Olavo Amaral is a professor in the Instituto de Bioquímica Médica Leopoldo de Meis in the Universidade Federal do Rio de Janeiro since 2009. He’s a physician and has a PhD in Biochemistry, and he used to research the neurobiology of memory, until he realized that studying science itself to make it more reproducible was more important than anything else he could do in the lab. From then on, he reinvented himself as an activist in the area of reproducibility and open science and became an ambassador for ASAPbio, an organization dedicated to promote transparency and innovation in scientific communication. He also writes fiction, tries his luck at journalism and is currently working on a book about the relationship between science and market in the definition of the frontier between health and disease.
The idea of open science assumes that knowledge is a common good that must be shared. That said, several peculiarities of the academic environment impose obstacles to access and reliability of what is published, such as an incentive system based on publication and the lack of independent replications. Although systemic changes at the level of funders, institutions and journals are necessary to change this scenario, a good part of the path to a more open science passes through researchers themselves, and it can provide more rewards than sacrifices. In this lecture, we will cover some simple steps towards a more accessible, transparent and reproducible science, based on the experience of different areas of research in this regard.
Brian Nosek is co-Founder and Executive Director of the Center for Open Science, which seeks to enable open and reproducible research practices through its Open Science Framework. Nosek is also a Professor in the Department of Psychology at the University of Virginia. He received his Ph.D. from Yale University in 2002.

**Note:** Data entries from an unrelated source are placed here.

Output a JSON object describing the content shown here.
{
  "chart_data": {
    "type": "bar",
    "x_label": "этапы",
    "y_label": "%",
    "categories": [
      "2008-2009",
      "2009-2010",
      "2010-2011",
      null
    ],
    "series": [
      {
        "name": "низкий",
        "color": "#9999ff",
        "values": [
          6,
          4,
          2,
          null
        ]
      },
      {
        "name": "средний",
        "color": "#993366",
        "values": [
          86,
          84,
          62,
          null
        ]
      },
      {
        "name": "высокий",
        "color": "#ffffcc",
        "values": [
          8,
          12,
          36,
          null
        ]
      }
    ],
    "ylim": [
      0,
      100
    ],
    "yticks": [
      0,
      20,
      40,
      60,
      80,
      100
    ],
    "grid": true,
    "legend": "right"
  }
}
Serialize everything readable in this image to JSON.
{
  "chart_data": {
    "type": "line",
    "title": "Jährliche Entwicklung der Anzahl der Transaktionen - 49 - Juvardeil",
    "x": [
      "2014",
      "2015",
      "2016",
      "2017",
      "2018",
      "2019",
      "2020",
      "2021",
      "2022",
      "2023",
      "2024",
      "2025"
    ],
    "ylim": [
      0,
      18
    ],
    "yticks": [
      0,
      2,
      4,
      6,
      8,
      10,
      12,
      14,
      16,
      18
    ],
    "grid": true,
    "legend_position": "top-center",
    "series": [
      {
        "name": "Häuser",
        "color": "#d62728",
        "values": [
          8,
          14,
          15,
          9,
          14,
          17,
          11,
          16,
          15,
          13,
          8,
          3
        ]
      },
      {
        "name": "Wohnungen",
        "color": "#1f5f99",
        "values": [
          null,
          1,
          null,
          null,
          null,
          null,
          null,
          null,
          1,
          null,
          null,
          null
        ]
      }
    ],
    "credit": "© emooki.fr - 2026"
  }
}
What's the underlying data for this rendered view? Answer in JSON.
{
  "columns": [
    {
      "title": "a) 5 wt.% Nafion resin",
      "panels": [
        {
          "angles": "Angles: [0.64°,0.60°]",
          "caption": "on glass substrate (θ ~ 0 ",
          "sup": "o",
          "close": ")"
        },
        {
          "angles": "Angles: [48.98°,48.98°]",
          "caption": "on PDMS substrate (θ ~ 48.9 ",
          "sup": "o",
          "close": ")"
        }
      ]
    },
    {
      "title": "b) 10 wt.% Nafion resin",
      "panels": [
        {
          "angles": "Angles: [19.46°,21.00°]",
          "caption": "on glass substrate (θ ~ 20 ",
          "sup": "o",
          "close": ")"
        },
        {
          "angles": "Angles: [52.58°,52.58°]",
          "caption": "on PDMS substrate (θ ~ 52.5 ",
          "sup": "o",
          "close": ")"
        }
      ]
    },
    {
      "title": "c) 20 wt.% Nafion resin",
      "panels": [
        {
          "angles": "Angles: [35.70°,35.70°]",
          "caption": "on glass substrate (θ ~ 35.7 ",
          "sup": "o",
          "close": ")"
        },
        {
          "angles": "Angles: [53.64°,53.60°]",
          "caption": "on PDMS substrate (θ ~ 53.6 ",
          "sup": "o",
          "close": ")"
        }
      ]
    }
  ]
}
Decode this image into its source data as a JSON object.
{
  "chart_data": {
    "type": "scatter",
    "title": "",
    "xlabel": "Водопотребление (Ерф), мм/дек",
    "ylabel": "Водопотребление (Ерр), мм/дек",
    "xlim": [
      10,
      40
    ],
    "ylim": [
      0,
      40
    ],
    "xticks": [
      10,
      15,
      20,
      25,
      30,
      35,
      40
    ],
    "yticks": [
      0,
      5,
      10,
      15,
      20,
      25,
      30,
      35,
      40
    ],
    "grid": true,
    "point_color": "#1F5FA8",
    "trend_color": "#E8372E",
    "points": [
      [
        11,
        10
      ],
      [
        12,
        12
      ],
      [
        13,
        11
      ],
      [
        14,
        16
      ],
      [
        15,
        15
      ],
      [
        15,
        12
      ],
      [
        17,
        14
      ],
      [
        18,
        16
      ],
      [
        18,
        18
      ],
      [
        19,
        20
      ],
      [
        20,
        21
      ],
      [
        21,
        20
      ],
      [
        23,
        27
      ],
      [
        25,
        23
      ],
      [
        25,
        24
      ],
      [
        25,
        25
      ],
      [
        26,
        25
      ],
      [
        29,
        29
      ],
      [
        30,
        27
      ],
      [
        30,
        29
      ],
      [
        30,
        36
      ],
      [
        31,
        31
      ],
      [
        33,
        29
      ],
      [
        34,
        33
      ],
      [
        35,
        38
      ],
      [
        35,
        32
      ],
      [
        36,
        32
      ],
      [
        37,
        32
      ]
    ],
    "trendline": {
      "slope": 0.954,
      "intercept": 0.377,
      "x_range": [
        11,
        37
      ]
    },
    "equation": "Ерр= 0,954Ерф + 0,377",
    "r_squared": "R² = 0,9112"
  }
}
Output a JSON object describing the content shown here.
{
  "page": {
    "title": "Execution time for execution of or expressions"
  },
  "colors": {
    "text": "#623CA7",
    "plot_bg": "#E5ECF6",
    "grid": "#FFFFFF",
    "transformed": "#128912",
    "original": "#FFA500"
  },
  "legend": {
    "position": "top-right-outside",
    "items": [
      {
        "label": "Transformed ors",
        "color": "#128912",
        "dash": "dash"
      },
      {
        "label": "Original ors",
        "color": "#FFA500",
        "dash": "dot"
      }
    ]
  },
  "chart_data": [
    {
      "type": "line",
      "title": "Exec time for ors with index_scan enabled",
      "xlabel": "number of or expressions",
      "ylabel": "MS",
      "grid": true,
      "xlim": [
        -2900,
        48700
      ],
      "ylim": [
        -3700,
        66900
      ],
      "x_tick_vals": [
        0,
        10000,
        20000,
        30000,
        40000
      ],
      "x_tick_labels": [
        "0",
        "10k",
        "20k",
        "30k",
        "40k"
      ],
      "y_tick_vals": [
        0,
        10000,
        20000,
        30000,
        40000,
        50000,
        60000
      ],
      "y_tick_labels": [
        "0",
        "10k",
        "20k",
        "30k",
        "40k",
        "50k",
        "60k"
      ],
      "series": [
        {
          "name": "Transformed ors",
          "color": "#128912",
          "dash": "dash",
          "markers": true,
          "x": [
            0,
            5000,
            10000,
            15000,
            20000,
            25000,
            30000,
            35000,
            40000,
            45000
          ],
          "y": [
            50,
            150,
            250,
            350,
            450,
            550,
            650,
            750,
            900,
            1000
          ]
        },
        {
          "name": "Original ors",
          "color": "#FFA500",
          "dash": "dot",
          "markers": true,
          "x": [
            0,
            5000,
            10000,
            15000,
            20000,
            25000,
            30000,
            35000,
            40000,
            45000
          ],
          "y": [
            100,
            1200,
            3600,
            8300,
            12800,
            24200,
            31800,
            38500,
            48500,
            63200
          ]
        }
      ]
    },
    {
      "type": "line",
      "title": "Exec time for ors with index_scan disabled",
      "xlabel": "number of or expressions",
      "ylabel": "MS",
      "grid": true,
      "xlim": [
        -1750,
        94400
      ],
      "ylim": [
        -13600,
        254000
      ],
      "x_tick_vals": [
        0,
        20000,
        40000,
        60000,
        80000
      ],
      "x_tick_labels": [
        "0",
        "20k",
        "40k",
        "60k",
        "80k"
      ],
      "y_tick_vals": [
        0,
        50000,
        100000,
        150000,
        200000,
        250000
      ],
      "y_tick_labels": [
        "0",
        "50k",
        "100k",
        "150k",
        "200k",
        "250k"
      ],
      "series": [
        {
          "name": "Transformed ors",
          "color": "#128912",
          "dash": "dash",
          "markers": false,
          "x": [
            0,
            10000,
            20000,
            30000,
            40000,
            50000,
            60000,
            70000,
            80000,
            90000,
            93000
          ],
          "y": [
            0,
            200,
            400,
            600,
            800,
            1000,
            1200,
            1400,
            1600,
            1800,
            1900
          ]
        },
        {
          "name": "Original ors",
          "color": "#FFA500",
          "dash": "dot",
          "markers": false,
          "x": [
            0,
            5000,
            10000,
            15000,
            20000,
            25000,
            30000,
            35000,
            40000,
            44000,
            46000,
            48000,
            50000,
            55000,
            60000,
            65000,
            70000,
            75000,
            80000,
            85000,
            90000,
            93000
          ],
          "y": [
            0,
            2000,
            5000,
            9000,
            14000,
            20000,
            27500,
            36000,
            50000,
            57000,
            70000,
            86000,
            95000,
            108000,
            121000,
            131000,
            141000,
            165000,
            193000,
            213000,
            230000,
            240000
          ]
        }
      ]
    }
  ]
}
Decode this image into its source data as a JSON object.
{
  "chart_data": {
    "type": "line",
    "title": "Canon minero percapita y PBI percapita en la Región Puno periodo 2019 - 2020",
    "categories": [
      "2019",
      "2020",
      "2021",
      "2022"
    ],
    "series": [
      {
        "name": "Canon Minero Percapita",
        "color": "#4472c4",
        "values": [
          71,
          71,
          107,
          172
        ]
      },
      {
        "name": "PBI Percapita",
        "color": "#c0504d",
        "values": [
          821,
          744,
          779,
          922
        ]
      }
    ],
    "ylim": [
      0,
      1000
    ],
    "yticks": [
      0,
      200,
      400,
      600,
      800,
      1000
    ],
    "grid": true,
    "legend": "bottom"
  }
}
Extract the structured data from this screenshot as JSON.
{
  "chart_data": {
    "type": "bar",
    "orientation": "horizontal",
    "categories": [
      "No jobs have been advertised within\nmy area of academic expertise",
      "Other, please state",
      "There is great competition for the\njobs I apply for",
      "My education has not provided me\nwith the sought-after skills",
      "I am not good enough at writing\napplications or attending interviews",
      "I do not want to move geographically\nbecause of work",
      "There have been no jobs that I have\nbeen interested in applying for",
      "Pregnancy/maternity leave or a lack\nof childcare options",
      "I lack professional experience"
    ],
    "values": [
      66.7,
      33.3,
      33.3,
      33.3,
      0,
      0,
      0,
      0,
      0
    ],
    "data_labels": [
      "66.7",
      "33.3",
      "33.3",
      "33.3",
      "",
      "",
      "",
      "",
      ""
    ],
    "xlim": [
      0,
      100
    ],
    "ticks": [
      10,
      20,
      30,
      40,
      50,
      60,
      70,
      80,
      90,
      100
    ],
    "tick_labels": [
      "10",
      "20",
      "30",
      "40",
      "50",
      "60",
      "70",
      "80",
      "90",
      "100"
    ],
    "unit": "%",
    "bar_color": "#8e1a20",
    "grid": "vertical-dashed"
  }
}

He co-founded Project Implicit, a multi-university collaboration for research and education investigating implicit cognition—thoughts and feelings that occur outside of awareness or control. Brian investigates the gap between values and practices, such as when behavior is influenced by factors other than one’s intentions and goals. Research applications of this interest include implicit bias, decision-making, attitudes, ideology, morality, innovation, and barriers to change. Nosek applies this interest to improve the alignment between personal and organizational values and practices. In 2015, he was named one of Nature’s 10 and was included in the Chronicle for Higher Education Influence list.
Culture change toward more open, rigorous, and reproducible research
Summary » Brian Nosek
Improving openness, rigor, and reproducibility in research is less a technical challenge and more a social challenge. Current practice is sustained by dysfunctional incentives that prioritizes publication over accuracy and privacy over transparency. The consequence is unnecessary inefficiency in research progress. Successful culture change requires coordinated policy, incentive, and normative changes across stakeholders to improve research credibility and accelerate progress. Some stakeholder groups and disciplines are making more progress than others. We can change the system, but if we do not act collectively we will fail. Let’s not fail.